Making Food Memories

This post is sponsored by Nuffnang.

“Tradition. A belief, custom, story, or practice handed down from generation to generation by word of mouth or demonstration.” ~ About.com

For most families food plays an important role in family tradition. From Sunday roasts to birthday cakes, hot cross buns to Christmas puddings, visiting restaurants for family celebrations to cooking together at home; whatever your cultural background it is likely that food plays an important part in the way your family spends time together and how they celebrate holidays and celebrations. These experiences with food form an important part of a family’s unique identity. Many of these experiences are passed on down through the generations, others grow as a new family comes together and finds their own place at the table, combining two unique histories into one.

Traditions provide children with a strong sense of belonging. Their repetition makes them memorable in the minds (and hearts) of children from a young age, and traditions are usually strongly associated with the values important to a family.

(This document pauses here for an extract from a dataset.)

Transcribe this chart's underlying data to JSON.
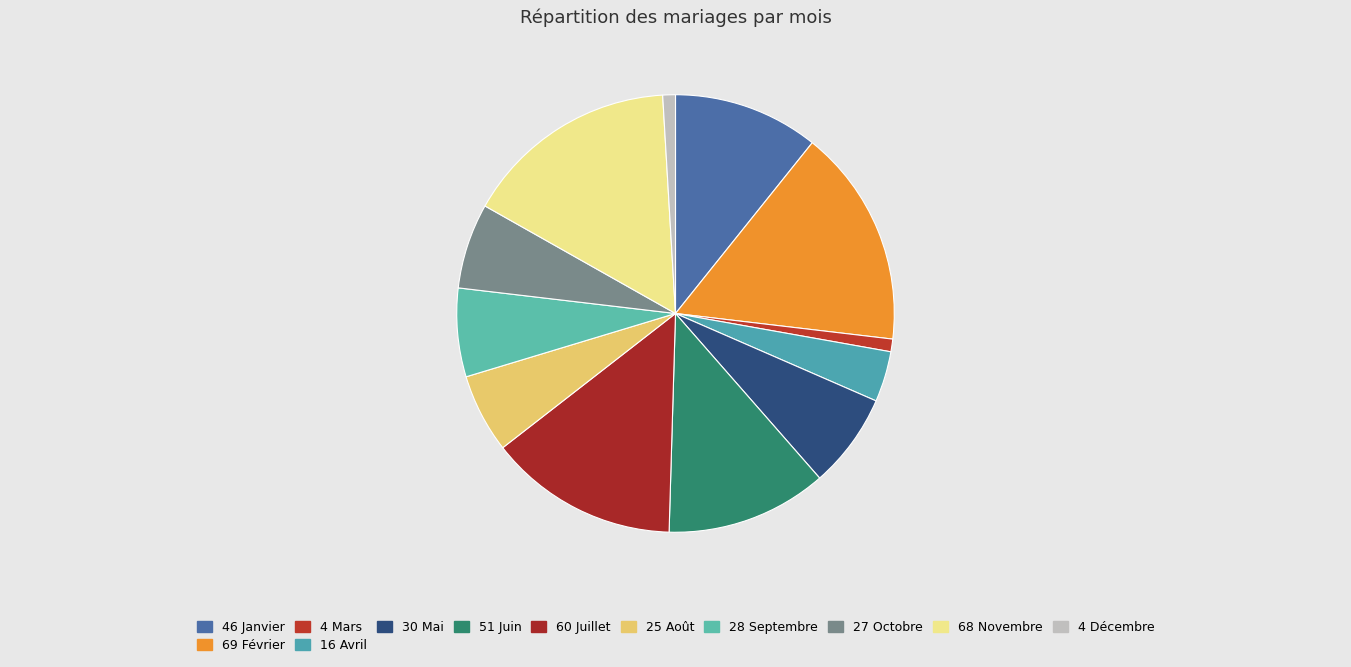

Family food traditions are not only important to celebrations, such as birthdays and Christmas, but also in everyday family life – anything that is fun and brings family members together regularly could be considered a tradition. The expectation that everyone will be home to sit down and eat dinner together, a regular time in the week spent cooking with children or heading out for beach picnics during summer are all everyday family food traditions.

One of our current family food traditions is making pizza together for lunch on the weekend. We all pitch in to prepare the toppings, make our own individual pizza and sit down to eat together (outside on the picnic blanket if the weather is good!) Pizza making is a great way to involve young children in preparing food, involving many simple processes just right for small helpers – kneading, chopping, grating, spreading, and the selection of toppings make pizzas easy to personalise according to individual tastes.

This week we tried a new way of making our weekend pizzas, using the Pizza Scrolls recipe found in the Cooking for Kids section of the Coles website. The dough was easy to make (Immy led the way) and it would be easy to substitute your own choice of toppings. The process was fun and the end result tasty

pizza scrolls

Another food that Immy and I often cook together is pikelets so it made sense to give the Muesli Pikelets recipe a try. I like the idea of adding rolled oats as traditional pikelet recipes don’t offer much in the way of nutritional goodness, and thanks to the sultanas and coconut these are really good all on their own, though we may have enjoyed one or two with jam and cream for afternoon tea 😉

muesli pikelets

Check out the dedicated Cooking for Kids section of the Coles recipe catalogue for more memory making inspiration for your family.

What food-related traditions are important to your family’s everyday life?

3 Comments

  1. Every time my girls visit their grandmother (she lives about 1 1/2 hrs away in semi-rural Perth) they make cupcakes. They even all have matching aprons that MY grandmother made for them! I read a magazine while they cook together – everyone is happy!